When the 2021 Tokyo Olympics opened with a celebration of videogame music, it felt like a rare crossover. Seeing the Vatican acknowledge Undertale was another. But witnessing The Primals—the official in-house band for Final Fantasy 14—take the Dogtooth Stage at Download Festival, the UK’s largest rock and metal event, felt different. It felt like a genre collision that actually, genuinely worked.
As someone who has spent years trekking through the mud at Donington Park for bands like Linkin Park, seeing the Square Enix-backed group perform in a sweaty festival tent was a surreal intersection of my two biggest interests. The Primals have historically kept their live performances exclusive to official Fan Festivals or Asia tours, making their 5:50pm slot at Download a rare opportunity to see them outside the usual bubble of gaming conventions.
A Niche Band in a Mainstream Crowd
I arrived about 20 minutes before the set, expecting a modest turnout. While the crowd wasn't the massive sea of people seen at the main stage for acts like Electric Callboy, it was a dense, enthusiastic throng. Walking through the tent, I spotted plenty of fellow Warriors of Light sporting Final Fantasy 14 t-shirts, which helped settle the nerves I’d felt on the band's behalf.

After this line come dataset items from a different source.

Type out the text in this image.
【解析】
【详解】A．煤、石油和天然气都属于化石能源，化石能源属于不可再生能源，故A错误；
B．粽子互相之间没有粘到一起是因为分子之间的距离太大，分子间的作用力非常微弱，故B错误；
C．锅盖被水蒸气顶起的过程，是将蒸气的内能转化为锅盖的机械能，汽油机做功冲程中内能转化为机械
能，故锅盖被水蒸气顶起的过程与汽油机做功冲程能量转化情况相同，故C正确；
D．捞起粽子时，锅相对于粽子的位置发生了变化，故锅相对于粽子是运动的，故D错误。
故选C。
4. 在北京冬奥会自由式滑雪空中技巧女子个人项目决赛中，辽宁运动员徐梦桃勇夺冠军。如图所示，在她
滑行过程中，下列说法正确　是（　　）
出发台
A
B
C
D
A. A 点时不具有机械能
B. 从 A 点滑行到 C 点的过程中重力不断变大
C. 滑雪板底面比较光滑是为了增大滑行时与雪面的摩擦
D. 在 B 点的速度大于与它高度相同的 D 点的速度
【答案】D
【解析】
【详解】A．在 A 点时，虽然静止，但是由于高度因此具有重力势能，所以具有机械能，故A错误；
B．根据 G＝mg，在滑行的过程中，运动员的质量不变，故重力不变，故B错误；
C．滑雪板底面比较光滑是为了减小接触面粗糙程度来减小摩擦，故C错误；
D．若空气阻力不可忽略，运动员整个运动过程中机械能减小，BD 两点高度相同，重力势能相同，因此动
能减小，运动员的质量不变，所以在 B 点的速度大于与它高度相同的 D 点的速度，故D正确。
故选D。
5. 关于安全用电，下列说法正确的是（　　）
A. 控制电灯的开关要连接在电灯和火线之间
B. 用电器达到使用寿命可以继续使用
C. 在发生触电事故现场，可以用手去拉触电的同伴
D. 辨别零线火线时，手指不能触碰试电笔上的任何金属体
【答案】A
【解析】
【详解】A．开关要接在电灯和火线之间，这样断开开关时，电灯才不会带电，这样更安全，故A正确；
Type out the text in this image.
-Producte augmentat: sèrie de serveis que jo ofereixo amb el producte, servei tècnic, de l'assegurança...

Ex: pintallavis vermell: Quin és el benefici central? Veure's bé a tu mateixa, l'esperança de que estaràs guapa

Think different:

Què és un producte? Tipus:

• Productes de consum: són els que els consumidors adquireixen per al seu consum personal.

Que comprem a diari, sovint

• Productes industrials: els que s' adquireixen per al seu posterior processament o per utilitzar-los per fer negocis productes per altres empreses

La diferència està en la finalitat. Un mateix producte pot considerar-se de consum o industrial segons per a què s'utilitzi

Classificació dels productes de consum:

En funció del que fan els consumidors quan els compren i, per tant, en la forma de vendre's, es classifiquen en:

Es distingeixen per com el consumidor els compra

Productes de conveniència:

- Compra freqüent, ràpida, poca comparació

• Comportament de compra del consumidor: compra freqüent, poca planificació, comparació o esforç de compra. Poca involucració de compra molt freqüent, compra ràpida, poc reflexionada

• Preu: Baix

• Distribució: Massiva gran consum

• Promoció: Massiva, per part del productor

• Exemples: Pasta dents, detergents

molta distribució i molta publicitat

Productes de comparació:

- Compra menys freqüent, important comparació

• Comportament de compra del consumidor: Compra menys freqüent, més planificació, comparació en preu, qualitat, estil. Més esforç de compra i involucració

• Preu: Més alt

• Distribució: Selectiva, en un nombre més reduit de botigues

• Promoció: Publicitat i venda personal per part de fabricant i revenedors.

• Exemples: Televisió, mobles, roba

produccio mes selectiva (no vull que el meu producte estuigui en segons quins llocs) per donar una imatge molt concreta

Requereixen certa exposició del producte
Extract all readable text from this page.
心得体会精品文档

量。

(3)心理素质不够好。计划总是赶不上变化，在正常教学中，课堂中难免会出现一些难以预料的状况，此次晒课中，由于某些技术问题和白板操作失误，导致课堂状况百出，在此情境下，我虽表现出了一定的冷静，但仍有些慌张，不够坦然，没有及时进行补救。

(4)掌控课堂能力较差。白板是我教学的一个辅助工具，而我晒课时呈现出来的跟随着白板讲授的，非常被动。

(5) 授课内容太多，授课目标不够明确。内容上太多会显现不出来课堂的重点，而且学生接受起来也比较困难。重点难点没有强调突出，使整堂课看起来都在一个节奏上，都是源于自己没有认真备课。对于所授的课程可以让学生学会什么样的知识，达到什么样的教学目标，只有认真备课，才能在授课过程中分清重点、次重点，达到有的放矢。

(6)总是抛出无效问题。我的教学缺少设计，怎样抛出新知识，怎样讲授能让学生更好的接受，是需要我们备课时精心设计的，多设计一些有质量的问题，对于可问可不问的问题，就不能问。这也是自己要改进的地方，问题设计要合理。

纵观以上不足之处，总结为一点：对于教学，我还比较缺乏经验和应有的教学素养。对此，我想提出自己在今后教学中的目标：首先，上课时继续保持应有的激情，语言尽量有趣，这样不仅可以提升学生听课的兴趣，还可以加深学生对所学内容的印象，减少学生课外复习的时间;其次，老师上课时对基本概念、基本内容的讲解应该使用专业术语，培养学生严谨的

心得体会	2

The energy shifted as the first notes of “Shadowbringers” echoed through the speakers. Composer and guitarist Masayoshi Soken took the stage, accompanied by band members Gunn Lee, Eikichi Iwai, Tetsuya Tachibana, and Square Enix’s own Michael-Christopher Koji Fox. They moved straight into “Fiend,” the Sephirot theme from Heavensward, and the crowd response was immediate. Even those who didn't seem intimately familiar with the MMO’s soundtrack were clearly locked into the rhythm.
The Primals: Dad Rockers or Gaming Icons?
Michael-Christopher Koji Fox took a moment between tracks to address the audience, asking who had heard of the critically acclaimed MMORPG. The cheers that followed were loud, but the band’s pitch to the uninitiated was even more direct: “You might've heard its soundtrack… fucking ROCKS HARD.”
The band leaned into their status as a group of middle-aged musicians clearly enjoying their craft, with Fox jokingly noting, “This ain't no Super Mario… be afraid,” before launching into “Not Afraid.” For the final three songs—“Absolute Tyranny,” “eScape,” and “Under the Weight”—the group was joined by frequent collaborator Jason Charles Miller.
Though the set was a tight 30 minutes, it served as an effective showcase. If you stripped away the Final Fantasy 14 branding that was visible on billboards across the festival site, The Primals simply came across as a high-energy, semi-zany rock band from Japan. It suggests that these niche corners of game culture have the potential to transcend their origins. Whether it’s having Crush 40 play a Sonic set at Coachella or getting Lyn to perform Persona 5 at Glastonbury, seeing this kind of musical crossover felt like a win for anyone who wants to see the “videogame music” label treated as just another valid genre of rock.